More importantly, it should be adjusted for unintended consequences. While quantifying the consequences is difficult, we can incentivize analytics teams for finding out what not to do. Action is visible but inaction is not. Successful data centric companies should not mistake thoughtful inaction for idleness. On the contrary, they should encourage and reward it.

*Assuming the actual effect is not zero. Valid for most (if not all) problems outside natural sciences.

Has Apple become the -old- Microsoft?

Why old? Well, it would be unfair to compare #Apple with today’s #Microsoft, the owner of #GitHub, a sponsor of Open Source Initiative and proponent of innovation through collaboration and co-creation (!). The exclamation will have to stay for a while.

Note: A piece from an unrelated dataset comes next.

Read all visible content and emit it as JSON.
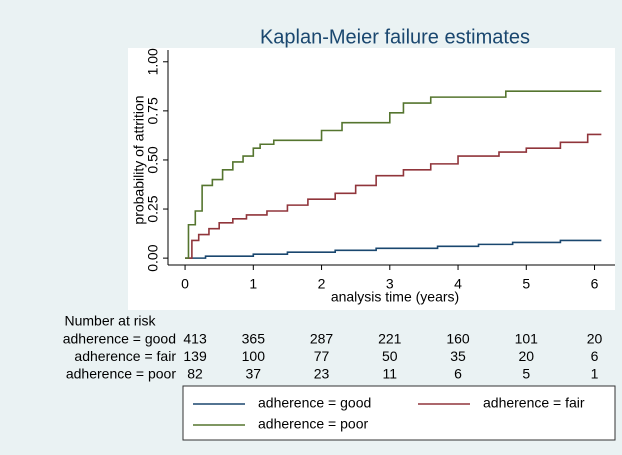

The fight between #Apple and #Hey (hey.com, a contender to #Gmail) is not a surprise but a reminder that Apple is increasingly in the business of value capture, not creation. The gist of the story is, Apple forces Hey to sell subscriptions on its iOS platform but Hey refuses because the cost of doing so is a 30% commission for every subscriber. You can find the details in Kara Swisher’s article: nyti.ms/3ebfyvL

Apple seems to be stuck with incremental one-sided ideas, another iPhone with a larger screen or “dark mode” on its iOS platform, and have forgotten the value of co-creation, which propelled the company at the first place. Apple should be encouraging not oppressing experiments like Hey. For that, it is time for Apple to analyze its data from a fresh perspective that is not short-sighted on quarterly revenue, and rethink its model to embrace diversity again. That is what a successful data centric company would do.